Bath rituals from all over the world that are worth visiting


lIn my opinion, no itinerary is complete without a visit to the local spa. Wellness practices are a unique way to experience hyper-local traditions, often with native ingredients, think New Zealand Manuka honey or Aruban aloe. From luxury spas to nearby bathhouses, experiencing local bathing rituals is a great way for wellness travelers to see the world.

That said, if your favorite part of a vacation is the hotel room hot tub, why not opt ​​for a traditional bathing experience? To inspire wanderlust and celebrate bathing cultures scattered around the world, read on for an insight into what seven spa pools look like in different locations.

Balinese flower baths

Yes, Bali’s famous flower baths make for a great Instagram photo, but the tradition is much more than just posing in a flower-covered bathtub. In Balinese culture, flower baths were traditionally used as healing rituals, in addition to a luxurious spa day. Spend some time in a bath of beautiful petals and natural oils, and emerge refreshed in body and mind.

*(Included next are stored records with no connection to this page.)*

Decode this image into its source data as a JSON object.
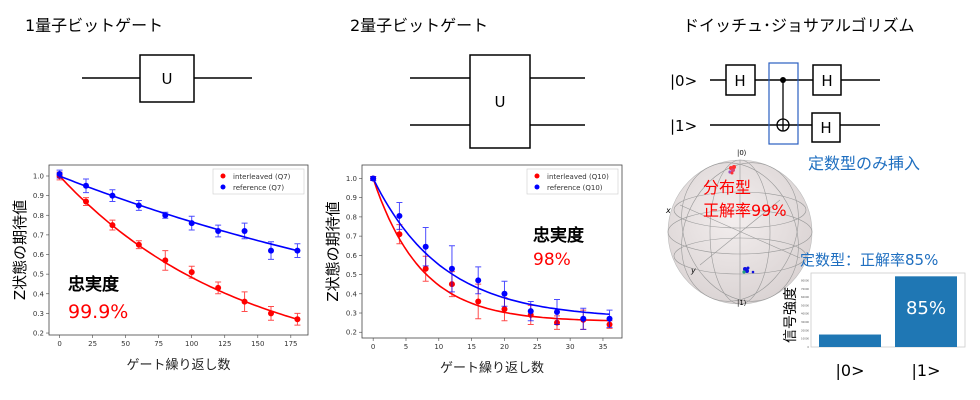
{
  "panels": {
    "single_qubit": {
      "title": "1量子ビットゲート",
      "gate_label": "U"
    },
    "two_qubit": {
      "title": "2量子ビットゲート",
      "gate_label": "U"
    },
    "deutsch_jozsa": {
      "title": "ドイッチュ･ジョサアルゴリズム",
      "kets": [
        "|0>",
        "|1>"
      ],
      "gate_label": "H",
      "note": "定数型のみ挿入",
      "bloch": {
        "label_top": "|0⟩",
        "label_bottom": "|1⟩",
        "axis_x": "x",
        "axis_y": "y",
        "annotation_line1": "分布型",
        "annotation_line2": "正解率99%"
      },
      "accent": "#1f6fc0"
    }
  },
  "chart_data": [
    {
      "type": "scatter",
      "xlabel": "ゲート繰り返し数",
      "ylabel": "Z状態の期待値",
      "xlim": [
        -8,
        188
      ],
      "ylim": [
        0.19,
        1.056
      ],
      "xticks": [
        0,
        25,
        50,
        75,
        100,
        125,
        150,
        175
      ],
      "yticks": [
        0.2,
        0.3,
        0.4,
        0.5,
        0.6,
        0.7,
        0.8,
        0.9,
        1.0
      ],
      "legend_position": "top-right",
      "annotation": {
        "label": "忠実度",
        "value": "99.9%"
      },
      "x": [
        0,
        20,
        40,
        60,
        80,
        100,
        120,
        140,
        160,
        180
      ],
      "series": [
        {
          "name": "interleaved (Q7)",
          "color": "#ff0000",
          "values": [
            1.0,
            0.87,
            0.75,
            0.65,
            0.57,
            0.51,
            0.43,
            0.36,
            0.3,
            0.27
          ],
          "errors": [
            0.02,
            0.02,
            0.025,
            0.02,
            0.05,
            0.03,
            0.03,
            0.05,
            0.035,
            0.03
          ]
        },
        {
          "name": "reference (Q7)",
          "color": "#0000ff",
          "values": [
            1.01,
            0.95,
            0.9,
            0.85,
            0.8,
            0.76,
            0.72,
            0.72,
            0.62,
            0.62
          ],
          "errors": [
            0.02,
            0.035,
            0.03,
            0.025,
            0.015,
            0.035,
            0.03,
            0.04,
            0.045,
            0.035
          ]
        }
      ]
    },
    {
      "type": "scatter",
      "xlabel": "ゲート繰り返し数",
      "ylabel": "Z状態の期待値",
      "xlim": [
        -1.7,
        37.9
      ],
      "ylim": [
        0.17,
        1.07
      ],
      "xticks": [
        0,
        5,
        10,
        15,
        20,
        25,
        30,
        35
      ],
      "yticks": [
        0.2,
        0.3,
        0.4,
        0.5,
        0.6,
        0.7,
        0.8,
        0.9,
        1.0
      ],
      "legend_position": "top-right",
      "annotation": {
        "label": "忠実度",
        "value": "98%"
      },
      "x": [
        0,
        4,
        8,
        12,
        16,
        20,
        24,
        28,
        32,
        36
      ],
      "series": [
        {
          "name": "interleaved (Q10)",
          "color": "#ff0000",
          "values": [
            1.0,
            0.71,
            0.53,
            0.45,
            0.36,
            0.32,
            0.29,
            0.25,
            0.265,
            0.24
          ],
          "errors": [
            0.01,
            0.05,
            0.065,
            0.065,
            0.09,
            0.06,
            0.05,
            0.035,
            0.05,
            0.02
          ]
        },
        {
          "name": "reference (Q10)",
          "color": "#0000ff",
          "values": [
            1.0,
            0.805,
            0.645,
            0.53,
            0.47,
            0.4,
            0.31,
            0.305,
            0.27,
            0.27
          ],
          "errors": [
            0.01,
            0.07,
            0.1,
            0.12,
            0.07,
            0.065,
            0.05,
            0.065,
            0.055,
            0.045
          ]
        }
      ]
    },
    {
      "type": "bar",
      "title": "定数型：正解率85%",
      "ylabel": "信号強度",
      "categories": [
        "|0>",
        "|1>"
      ],
      "values": [
        15000,
        85000
      ],
      "data_label": "85%",
      "ylim": [
        0,
        89000
      ],
      "yticks": [
        0,
        10000,
        20000,
        30000,
        40000,
        50000,
        60000,
        70000,
        80000
      ],
      "color": "#1f77b4"
    }
  ]
}
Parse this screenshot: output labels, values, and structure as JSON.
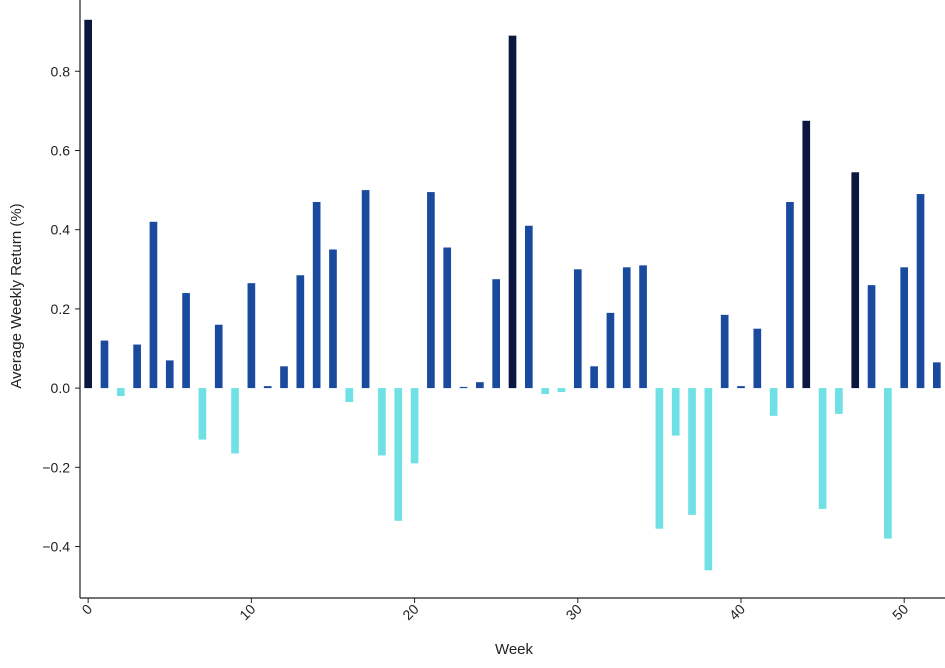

The Party Baths of Budapest

Budapest’s well-deserved nickname is the ‘city of spas’. The Hungarian capital has attracted spa enthusiasts since the Ottoman Empire, but the ‘sparty’ is a 21st-century invention. Imagine a nightclub complete with DJ sets and cocktails, except the entire shack is set in a geothermal hot spring. Pack your cutest bathing suit and buy tickets to one of these backpackers favorite events, or visit during the day for a more relaxed swim.

Finnish saunas

“Many Finns think you can’t understand Finland or its culture without bathing in a sauna,” reads a Visit Finland guidebook. In that case, all you need to do is add a spa day to your Finland itinerary. Expect a bare-bones sweat lodge with no frills like jingling spa muzak or, well, clothes. To get the full Finnish experience, use the included bundles of “vasta” (birch twigs) to gently pat your skin and stimulate circulation.

Temazcal Sauna

A temazcal is a healing, purifying sweat lodge ritual led by a shaman, originating from the Mayan tradition. Today you can find them all over Mexico and Central America. You enter (read: crawl) into a medium-high circular dome structure heated by smoldering rocks, and once the door closes, the group sits in pitch-black darkness to sing, chant, and share intentions. For about two hours, the heat becomes intense and traditions say that the sweat promotes healing and growth.

Calistoga mud baths

That same mineral-rich soil that makes Napa Valley wine so delicious also enhances the mud baths of Calistoga, California, a Napa Valley town. Local spas use water from the 212-degree Fahrenheit hot springs in mud baths designed to purify the skin, improve circulation and relieve muscle tension. Plus, it’s an adult excuse to play in the mud – with a glass of wine in hand.

japanese onsen

Japanese culture takes full advantage of the country’s active volcanoes, using geothermal water to fill onsen baths in public baths known as ryokans. The tradition dates back to the 8th century, when Buddhism took root in Japan. Now tourists and locals alike head to the pools for a day of purification, relaxation, and hanging out naked (no clothes allowed) in the heated waters. Most onsen are segregated by gender, and you’ll be given a bathrobe and wooden sandals to wear if you’re not soaked.

Turkish hammam

In Turkey, you will find the traditional hammam bathing ritual in both local bathhouses and adapted for tourists in hotel spas. According to Istanbul Insider, a day in the hammam means either a self-guided day of relaxation in the steam bath or a paid treatment by a masseuse. If you pop in for the treatment, a spa attendant will bathe and massage you — certain bathhouses also have specialized massages and facials. Be sure to check the schedule before you go as some locations allow men and women to enter at different times.

Ginger baths are also a must if you are taking a bath at home and this is the final verdict on whether Epsom salts are really good for you.